Brent Beasley, pastor of Broadway Baptist Church in Fort Worth, Texas, said during his Sunday morning sermon Feb. 28 that while he does not believe that divorce automatically disqualifies a person from the ministry, he cannot effectively lead the congregation at this time.
“This church needs a full-time pastor, and I’ve come to realize that I can’t do that right now,” Beasley said.
“Divorce is complex and hard even in the best of circumstances,” he said. “I don’t want what I’m going through to compromise my ability to be the kind of pastor that you need. This church needs and deserved a pastor that is able to give fully of himself, or herself, to leading this church.”

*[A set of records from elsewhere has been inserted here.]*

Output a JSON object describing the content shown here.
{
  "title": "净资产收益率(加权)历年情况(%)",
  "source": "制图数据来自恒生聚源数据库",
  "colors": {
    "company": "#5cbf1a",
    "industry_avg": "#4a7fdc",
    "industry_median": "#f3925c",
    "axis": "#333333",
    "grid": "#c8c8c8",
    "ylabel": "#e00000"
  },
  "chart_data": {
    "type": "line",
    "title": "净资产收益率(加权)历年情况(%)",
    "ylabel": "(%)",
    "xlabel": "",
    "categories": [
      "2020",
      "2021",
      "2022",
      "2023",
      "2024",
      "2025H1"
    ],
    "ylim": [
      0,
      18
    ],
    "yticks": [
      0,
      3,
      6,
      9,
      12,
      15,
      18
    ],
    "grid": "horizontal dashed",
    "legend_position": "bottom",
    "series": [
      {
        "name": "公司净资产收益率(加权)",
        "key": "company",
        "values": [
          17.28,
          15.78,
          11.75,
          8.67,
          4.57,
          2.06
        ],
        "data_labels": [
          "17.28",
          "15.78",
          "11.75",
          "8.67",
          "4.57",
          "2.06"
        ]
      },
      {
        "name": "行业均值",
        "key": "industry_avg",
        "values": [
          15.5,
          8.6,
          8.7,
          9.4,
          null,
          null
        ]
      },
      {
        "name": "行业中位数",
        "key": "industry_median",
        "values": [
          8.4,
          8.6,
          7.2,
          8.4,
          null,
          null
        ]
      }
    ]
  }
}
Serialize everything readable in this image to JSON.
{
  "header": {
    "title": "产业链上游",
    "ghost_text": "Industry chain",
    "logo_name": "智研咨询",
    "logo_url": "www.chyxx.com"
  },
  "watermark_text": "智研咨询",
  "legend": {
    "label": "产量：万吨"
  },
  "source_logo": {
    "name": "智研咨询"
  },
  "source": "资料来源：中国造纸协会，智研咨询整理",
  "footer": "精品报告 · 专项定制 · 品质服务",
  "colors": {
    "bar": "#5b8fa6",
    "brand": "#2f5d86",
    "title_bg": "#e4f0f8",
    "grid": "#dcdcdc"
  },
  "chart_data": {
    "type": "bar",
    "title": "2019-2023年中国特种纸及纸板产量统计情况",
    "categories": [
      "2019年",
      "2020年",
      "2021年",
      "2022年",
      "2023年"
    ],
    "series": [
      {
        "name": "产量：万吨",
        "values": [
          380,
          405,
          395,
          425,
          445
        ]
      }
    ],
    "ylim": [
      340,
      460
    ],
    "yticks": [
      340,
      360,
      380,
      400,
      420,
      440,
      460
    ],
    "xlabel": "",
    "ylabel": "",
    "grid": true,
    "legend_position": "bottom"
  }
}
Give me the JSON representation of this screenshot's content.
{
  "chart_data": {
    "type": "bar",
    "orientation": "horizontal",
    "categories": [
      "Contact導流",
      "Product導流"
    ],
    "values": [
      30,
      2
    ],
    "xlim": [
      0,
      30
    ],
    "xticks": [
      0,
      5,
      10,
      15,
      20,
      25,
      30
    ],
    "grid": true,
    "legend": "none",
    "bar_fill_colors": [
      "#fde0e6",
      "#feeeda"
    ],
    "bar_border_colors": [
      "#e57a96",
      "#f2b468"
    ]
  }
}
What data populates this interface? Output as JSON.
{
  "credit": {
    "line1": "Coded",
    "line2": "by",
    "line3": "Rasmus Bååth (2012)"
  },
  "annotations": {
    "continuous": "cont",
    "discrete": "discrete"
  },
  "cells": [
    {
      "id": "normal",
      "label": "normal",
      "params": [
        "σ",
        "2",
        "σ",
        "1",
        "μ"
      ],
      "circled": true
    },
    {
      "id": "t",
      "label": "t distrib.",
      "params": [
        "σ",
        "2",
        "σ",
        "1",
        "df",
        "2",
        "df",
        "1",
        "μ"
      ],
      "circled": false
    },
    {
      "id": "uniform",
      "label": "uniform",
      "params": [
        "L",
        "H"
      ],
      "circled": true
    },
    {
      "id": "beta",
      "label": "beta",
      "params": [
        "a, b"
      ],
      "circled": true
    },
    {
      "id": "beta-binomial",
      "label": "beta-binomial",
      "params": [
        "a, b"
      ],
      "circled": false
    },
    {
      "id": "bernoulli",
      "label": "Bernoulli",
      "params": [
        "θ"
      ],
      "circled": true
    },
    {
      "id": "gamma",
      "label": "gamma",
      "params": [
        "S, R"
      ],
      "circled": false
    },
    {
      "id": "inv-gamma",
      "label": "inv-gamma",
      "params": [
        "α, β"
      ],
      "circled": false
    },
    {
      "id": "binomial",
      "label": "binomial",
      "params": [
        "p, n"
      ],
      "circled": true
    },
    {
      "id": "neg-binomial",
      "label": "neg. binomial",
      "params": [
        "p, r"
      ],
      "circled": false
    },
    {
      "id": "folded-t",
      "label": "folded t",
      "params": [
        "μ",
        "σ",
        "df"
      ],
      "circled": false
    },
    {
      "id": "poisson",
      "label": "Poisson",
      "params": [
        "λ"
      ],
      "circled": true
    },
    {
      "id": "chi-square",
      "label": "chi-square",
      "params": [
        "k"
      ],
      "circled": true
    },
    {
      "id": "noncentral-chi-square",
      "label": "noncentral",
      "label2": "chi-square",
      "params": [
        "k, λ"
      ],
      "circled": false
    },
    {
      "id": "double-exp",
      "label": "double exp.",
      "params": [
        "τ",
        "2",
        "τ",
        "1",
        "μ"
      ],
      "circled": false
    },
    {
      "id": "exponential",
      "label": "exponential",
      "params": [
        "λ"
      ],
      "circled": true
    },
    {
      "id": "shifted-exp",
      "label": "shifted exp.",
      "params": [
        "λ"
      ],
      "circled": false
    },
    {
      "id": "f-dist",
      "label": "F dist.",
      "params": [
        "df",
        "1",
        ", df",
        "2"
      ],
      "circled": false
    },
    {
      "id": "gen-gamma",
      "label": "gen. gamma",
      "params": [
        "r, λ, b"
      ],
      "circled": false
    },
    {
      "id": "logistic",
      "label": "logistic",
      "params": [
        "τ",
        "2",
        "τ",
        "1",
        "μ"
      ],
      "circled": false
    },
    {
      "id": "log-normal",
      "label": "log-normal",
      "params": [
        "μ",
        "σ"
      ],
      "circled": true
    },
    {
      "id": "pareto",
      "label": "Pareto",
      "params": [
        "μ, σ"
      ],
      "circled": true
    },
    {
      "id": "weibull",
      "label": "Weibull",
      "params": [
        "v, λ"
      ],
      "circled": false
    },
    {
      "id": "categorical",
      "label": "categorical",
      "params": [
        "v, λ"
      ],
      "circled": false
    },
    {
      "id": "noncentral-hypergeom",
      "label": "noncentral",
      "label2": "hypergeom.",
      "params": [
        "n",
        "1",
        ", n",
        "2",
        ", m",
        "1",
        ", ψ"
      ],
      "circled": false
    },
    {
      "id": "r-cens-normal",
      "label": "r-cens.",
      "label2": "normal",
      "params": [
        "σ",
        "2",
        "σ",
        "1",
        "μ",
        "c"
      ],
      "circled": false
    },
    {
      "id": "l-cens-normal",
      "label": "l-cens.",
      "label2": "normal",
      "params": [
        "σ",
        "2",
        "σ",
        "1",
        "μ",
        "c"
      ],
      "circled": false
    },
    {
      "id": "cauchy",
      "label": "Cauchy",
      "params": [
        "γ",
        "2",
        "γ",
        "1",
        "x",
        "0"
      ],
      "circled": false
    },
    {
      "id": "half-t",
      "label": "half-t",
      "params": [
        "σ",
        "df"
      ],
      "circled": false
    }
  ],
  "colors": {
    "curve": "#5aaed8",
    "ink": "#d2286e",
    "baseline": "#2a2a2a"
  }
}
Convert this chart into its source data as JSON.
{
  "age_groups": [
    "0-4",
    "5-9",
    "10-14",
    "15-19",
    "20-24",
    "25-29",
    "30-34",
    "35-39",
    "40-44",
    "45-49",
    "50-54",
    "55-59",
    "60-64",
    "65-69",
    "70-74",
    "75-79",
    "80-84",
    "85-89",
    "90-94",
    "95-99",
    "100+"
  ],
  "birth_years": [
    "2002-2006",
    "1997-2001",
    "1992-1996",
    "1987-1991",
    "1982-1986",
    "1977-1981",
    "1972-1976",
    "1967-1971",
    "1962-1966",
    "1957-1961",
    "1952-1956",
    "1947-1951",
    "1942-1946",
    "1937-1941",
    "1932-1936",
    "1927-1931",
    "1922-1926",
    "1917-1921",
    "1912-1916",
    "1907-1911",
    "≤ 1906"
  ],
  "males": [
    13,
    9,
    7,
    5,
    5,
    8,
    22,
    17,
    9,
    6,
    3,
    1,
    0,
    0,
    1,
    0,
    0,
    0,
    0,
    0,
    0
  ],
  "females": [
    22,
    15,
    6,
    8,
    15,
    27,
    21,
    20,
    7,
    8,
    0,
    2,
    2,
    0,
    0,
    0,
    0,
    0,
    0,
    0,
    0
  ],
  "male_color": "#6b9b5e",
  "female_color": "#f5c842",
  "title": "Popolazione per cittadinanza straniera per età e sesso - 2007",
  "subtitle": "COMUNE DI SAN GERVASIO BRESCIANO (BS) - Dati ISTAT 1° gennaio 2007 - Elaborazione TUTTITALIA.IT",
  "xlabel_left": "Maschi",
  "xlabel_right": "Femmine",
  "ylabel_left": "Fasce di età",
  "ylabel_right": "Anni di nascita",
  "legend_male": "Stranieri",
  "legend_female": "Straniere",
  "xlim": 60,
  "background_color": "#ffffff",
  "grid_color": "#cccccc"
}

Beasley said he would like to continue preaching at least through Easter, and perhaps a week or two after that. He said he plans to remain in Fort Worth but does not know what lies ahead vocationally.
Beasley, a member of the CBF Governing Board, came to Broadway in 2009, when the church was making headlines for an internal dispute about whether to include photos of openly gay couples in a new church directory.
The Southern Baptist Convention found the church in violation of a constitutional ban on members that “act to affirm, approve or endorse homosexual behavior” and removed it from membership rolls. Broadway Baptist voluntarily left the Baptist General Convention of Texas in 2010, saying the congregation did not desire to be distracted by denominational politics.
Beasley said the congregation has been nothing but supportive as the family struggled over the course of the past year.
“If you think about it, in years past there have been plenty of news media accounts about conflicts here at Broadway that have centered around the pastor,” Beasley said. “In this case I wish a reporter would write a story about how well the church has treated its pastor — for almost seven years, and especially now.”
Beasley said numerous church members told him even if the marriage could not be saved they wanted him to remain as pastor.
“I don’t believe in theory that going through my divorce automatically means that I have to resign, and I know most of you don’t believe that,” he said. “Certainly no one has asked me to resign.”
“I don’t believe that divorce disqualifies anyone from service in the church, and I hope you hear me saying that,” Beasley said. “In theory that’s right, but for me, living this out day-to-day in real life has convinced me that staying is not the right thing for me to do.”